Cloudy With A Chance Of Meatballs came on the other night, so I recorded it, expecting to watch for a while then delete it. After several very disappointing recent animated movies, I figured this one would have similar fatal flaws of internal inconsistency, whiny repetition, or infuriating sap. Instead, I was impressed with how witty it all is. Visual puns by the bushelful, excellent voice work, internal consistency - by the loose standards of absurdist comedy, and a lot of heart.
Furthermore, I expected D to avoid it completely. After How to Train Your Dragon, which has so much unmotivated action, snotty hipster kids with California accents, and adult Vikings with Scots accents - no explanation, just to start the list of irritating problems. Finding Nemo was all about a nagging father and a whining kid, and fish with human society - but inconsistently applied. We shut that one off. Wall-E was all about two words, Wall-E and Eva, repeated ad nauseum. Why there is a movie shown with live human actors, but the humans in the movie are animated, just heads another list with the heading "But... that makes no sense!" A strong story can tolerate a few absurdities, a weak one can't take any.
Cloudy does give explanations for all it's leaps into fantasy, with a wink to us that we shouldn't look too hard at that, just get the joke and move on. I'm rather enamored that when one character has a stupendous allergic reaction, she is injected with an epi pen - which is right. Within a breath is back to normal - which isn't, but it's done with tongue firmly in cheek. The monkey with the voice translator usually just says his own name.
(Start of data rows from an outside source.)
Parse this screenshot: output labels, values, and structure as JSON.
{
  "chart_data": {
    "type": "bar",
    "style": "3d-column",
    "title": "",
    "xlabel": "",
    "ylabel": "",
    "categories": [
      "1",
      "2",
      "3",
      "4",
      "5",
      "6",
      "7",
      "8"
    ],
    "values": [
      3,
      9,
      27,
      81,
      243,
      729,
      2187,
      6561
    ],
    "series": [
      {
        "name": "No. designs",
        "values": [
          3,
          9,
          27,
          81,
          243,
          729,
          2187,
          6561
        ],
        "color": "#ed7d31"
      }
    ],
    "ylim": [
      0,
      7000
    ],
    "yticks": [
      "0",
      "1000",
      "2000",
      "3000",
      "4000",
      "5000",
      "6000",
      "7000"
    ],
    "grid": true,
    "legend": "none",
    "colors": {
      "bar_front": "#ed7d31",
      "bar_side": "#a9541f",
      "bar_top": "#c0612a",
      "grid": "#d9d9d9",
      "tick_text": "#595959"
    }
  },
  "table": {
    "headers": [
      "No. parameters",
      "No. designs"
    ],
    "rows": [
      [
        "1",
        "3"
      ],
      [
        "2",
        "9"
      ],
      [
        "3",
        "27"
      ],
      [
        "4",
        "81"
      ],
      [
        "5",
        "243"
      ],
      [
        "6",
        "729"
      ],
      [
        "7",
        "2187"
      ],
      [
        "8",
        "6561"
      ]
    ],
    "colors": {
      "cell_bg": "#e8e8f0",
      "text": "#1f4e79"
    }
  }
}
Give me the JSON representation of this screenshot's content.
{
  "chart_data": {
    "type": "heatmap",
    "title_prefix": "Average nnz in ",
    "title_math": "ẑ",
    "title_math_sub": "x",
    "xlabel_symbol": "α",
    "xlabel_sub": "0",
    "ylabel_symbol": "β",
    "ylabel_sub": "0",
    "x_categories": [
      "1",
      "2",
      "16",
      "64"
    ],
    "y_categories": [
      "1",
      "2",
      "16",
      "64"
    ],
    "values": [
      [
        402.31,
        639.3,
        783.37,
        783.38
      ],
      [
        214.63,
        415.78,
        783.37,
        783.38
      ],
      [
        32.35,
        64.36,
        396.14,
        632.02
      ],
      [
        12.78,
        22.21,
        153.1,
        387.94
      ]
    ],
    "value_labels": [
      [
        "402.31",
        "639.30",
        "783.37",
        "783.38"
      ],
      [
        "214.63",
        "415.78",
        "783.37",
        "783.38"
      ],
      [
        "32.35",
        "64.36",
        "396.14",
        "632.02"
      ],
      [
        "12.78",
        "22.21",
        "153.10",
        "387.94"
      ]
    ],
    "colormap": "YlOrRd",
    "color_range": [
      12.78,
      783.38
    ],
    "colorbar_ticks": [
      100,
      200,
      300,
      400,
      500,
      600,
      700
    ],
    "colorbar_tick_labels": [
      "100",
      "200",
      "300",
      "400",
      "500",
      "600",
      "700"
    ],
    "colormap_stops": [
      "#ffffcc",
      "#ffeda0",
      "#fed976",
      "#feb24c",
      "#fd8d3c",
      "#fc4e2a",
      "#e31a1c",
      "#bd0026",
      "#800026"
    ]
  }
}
Every joke is set up with a story, a preference for Jell-o, professional grade lab coat, clean up going into a "leftover dam," monkey with a thing for gummi bears, even spray on shoes, all are set-ups that later pay off. Not to mention the Ratbirds. Or that Mr. T. voices an actor with a bald strip in the middle of his head. You know, where a Mohawk would be...
D got caught up as well, and we wound up watching together. And not deleting it.
Now, if only we could get completely away from all the Mom's Dead trope in animation.
4 comments:
You have convinced me that I should give it a try. I hate to admit that I actually liked Finding Nemo, which I was dragged by kids to see in the movies. But if I had watched it at home I might have turned it off before the parts that amused me the most.
I also enjoyed Cloudy. Another one you may enjoy is 'Up'.
I loved the live-action intrusion in Wall-E, but it's possible that old video games have made me more predisposed to appreciate unexpectedly mixed media.
But I definitely agreed that modern CG animation is now just as formulaic as the old Disney/Don Bluth/etc. films.
And with the Japanese studios narrowing in on formulae of their own, Satoshi Kon sadly dead, Mamoru Oshii increasingly inconsistent and Sylvain Chomet taking years and years to make anything, I think good cartoons are just as much a sub-culture as ever.
(Random suggestion of a film I keep meaning to check out but haven't yet: The Secret of Kells.)
Anna,
Seeing anything with children who are awed by the images makes it a very different experience.
Phil,
I will give it a go.
Phil,
Our movie tastes overlap only a little, but I do respect yours. I always look up the ones you recommend.